In 1904 Pius X made Barnes a Privy Chamberlain, and in 1919 Benedict XV made him a Domestic Prelate. He was the leading Catholic archaeologist, and spent much time investigating the burial sites of Sts Peter and Paul.

He was Roman Catholic Chaplain at Oxford University 1918-1926. Barnes was known as "Mugger" at Oxford, and was the model for Monsignor Bell in Evelyn Waugh’s 1945 novel Brideshead Revisited. He was responsible for the conversion of the Old Palace in 1920 into the Catholic Chaplaincy. He retired from Oxford at the age of 65, and was succeeded by the eminent theologian, Monsignor Ronald Knox.
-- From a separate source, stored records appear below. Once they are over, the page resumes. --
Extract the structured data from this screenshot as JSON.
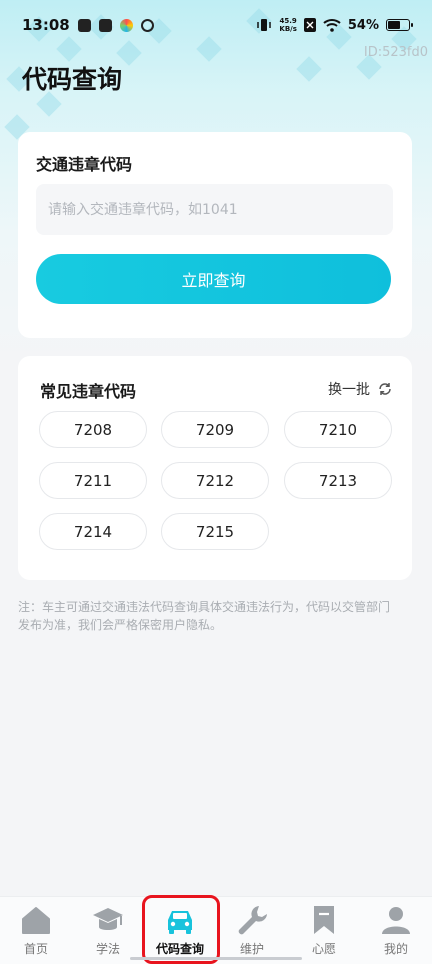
{
  "status_bar": {
    "time": "13:08",
    "net_speed_value": "45.9",
    "net_speed_unit": "KB/s",
    "battery": "54%"
  },
  "page": {
    "id_label": "ID:523fd0",
    "title": "代码查询"
  },
  "search": {
    "title": "交通违章代码",
    "placeholder": "请输入交通违章代码，如1041",
    "value": "",
    "button_label": "立即查询"
  },
  "common_codes": {
    "title": "常见违章代码",
    "refresh_label": "换一批",
    "codes": [
      "7208",
      "7209",
      "7210",
      "7211",
      "7212",
      "7213",
      "7214",
      "7215"
    ]
  },
  "note": "注：车主可通过交通违法代码查询具体交通违法行为，代码以交管部门发布为准，我们会严格保密用户隐私。",
  "tabs": [
    {
      "label": "首页",
      "icon": "home-icon"
    },
    {
      "label": "学法",
      "icon": "graduation-cap-icon"
    },
    {
      "label": "代码查询",
      "icon": "car-icon",
      "active": true
    },
    {
      "label": "维护",
      "icon": "wrench-icon"
    },
    {
      "label": "心愿",
      "icon": "bookmark-icon"
    },
    {
      "label": "我的",
      "icon": "user-icon"
    }
  ],
  "colors": {
    "accent": "#12c4de",
    "highlight_border": "#e8141e"
  }
}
In 1931, Miss Alice Howard (daughter of Sir Henry Howard, appointed British envoy to the Vatican City in 1914, the first such appointment since 1558) purchased a property in Painswick, for conversion into a Catholic church. It was not until 1934 that the church was ready for mass to be said, and in August of that year it was dedicated to Our Lady and St Therese of Lisieux. In October 1934 Barnes was appointed resident priest, and moved into a flat in the village.

==Works==
Barnes was the author of numerous books, mostly of a theological nature, and those were of a controversialist, exhibiting conspicuous anti-Anglican bias. A notable work was his 1922 book on Bishop Barlow and Anglican Orders, whereby he attempted to demonstrate that Bishop Barlow had not been validly consecrated as a bishop, and thereby rendering the Anglican succession invalid. This was firmly rebuffed by Canon Claude Jenkins, the librarian at Lambeth Palace, who had the relevant documents within his control, in a lengthy review article in The Journal of Theological Studies.
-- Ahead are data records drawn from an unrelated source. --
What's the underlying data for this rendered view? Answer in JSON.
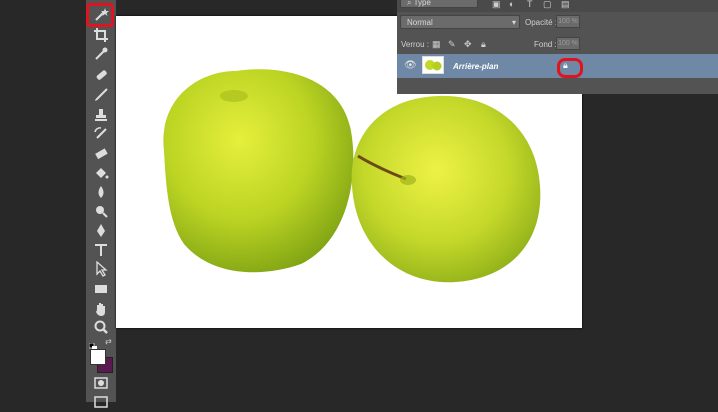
{
  "layers_panel": {
    "filter_kind": "Type",
    "blend_mode": "Normal",
    "opacity_label": "Opacité :",
    "opacity_value": "100 %",
    "lock_label": "Verrou :",
    "fill_label": "Fond :",
    "fill_value": "100 %",
    "layer_name": "Arrière-plan"
  },
  "colors": {
    "foreground": "#ffffff",
    "background": "#5a1a4f",
    "highlight": "#e0141e",
    "selected_layer": "#6e88a6"
  },
  "tools": [
    "magic-wand",
    "crop",
    "eyedropper",
    "spot-healing",
    "brush",
    "clone-stamp",
    "history-brush",
    "eraser",
    "paint-bucket",
    "blur",
    "dodge",
    "pen",
    "type",
    "path-selection",
    "rectangle",
    "hand",
    "zoom"
  ]
}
Barnes attended the exposition of the Shroud of Turin in 1931, the first time it had been exhibited since 1898. He also attended the exposition in 1933, on the 1900th anniversary of the Crucifixion, and this resulted in the publication of his work The Holy Shroud of Turin in 1934.
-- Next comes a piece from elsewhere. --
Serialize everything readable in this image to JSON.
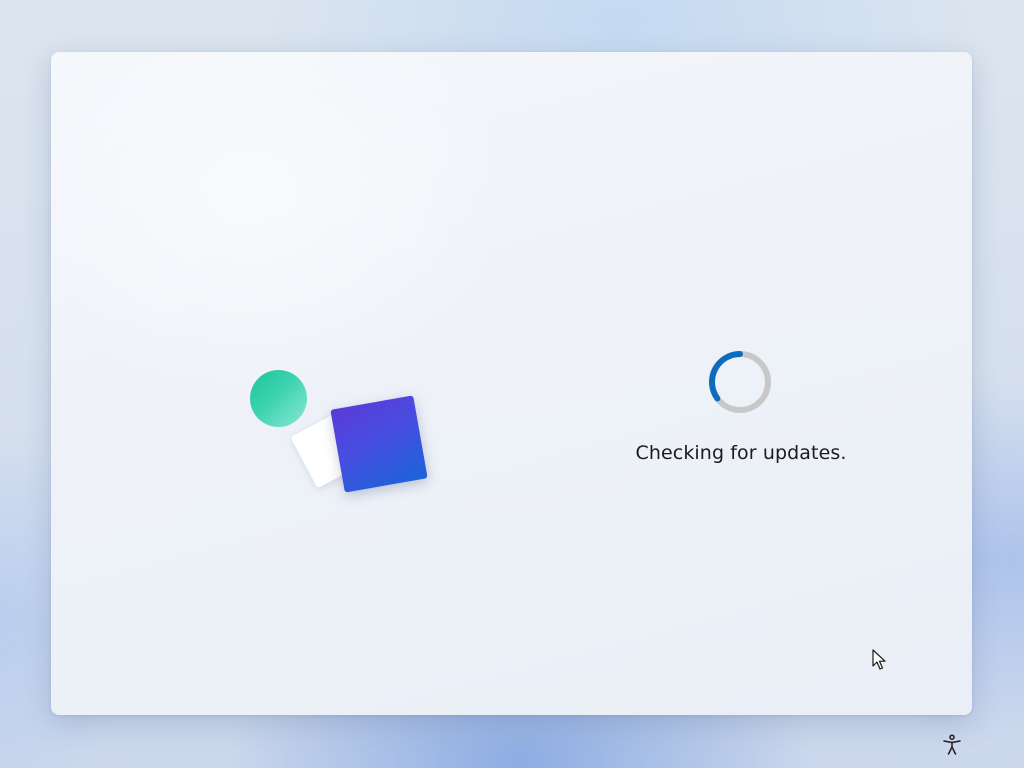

A notable non-religious work was The Man of the Mask, published in 1908, in which Barnes identified the Man in the Iron Mask as James de la Cloche, the putative illegitimate son of Charles II.

- The English Liturgical Colours and recent writings thereon, (1890: Church Printing Co).
- The Popes and the Ordinal, (1896: Robert Browning).
- Eton in the Olden Days, (1898: Robert Browning).
- St. Peter in Rome, and his Tomb on the Vatican Hill, (1900: Swan Sonnenschein).
- Low Mass in England before the Reformation, (1905: Robert Browning).
- The Man of the Mask, (1908: Smith, Elder).
- Blessed Joan the Maid, (1909: Burns & Oates).
- The Early Church in the Light of the Monuments: A Study in Christian Archaeology, (1913: Longmans & Co).
- Bishop Barlow and Anglican Orders: A Study of the Original Documents, (1922: Longmans).
- The Catholic Schools of England, (1926: Williams and Norgate).
- Catholic Oxford, (1933: Catholic Truth Society).
- No Sacrifice, No Priest, (1933: Catholic Truth Society).
- The Holy Shroud of Turin, (1934: Burns Oates & Washbourne).
- The Martyrdom of Peter and Paul, (1933: OUP).
- Christianity at Rome in the Apostolic Age: An attempt at reconstruction of history, (1938: Methuen).

==Death and legacy==
Barnes died at his home in Painswick, Gloucestershire, in 1936, aged 75, from a coronary thrombosis, and was buried at Prinknash Abbey.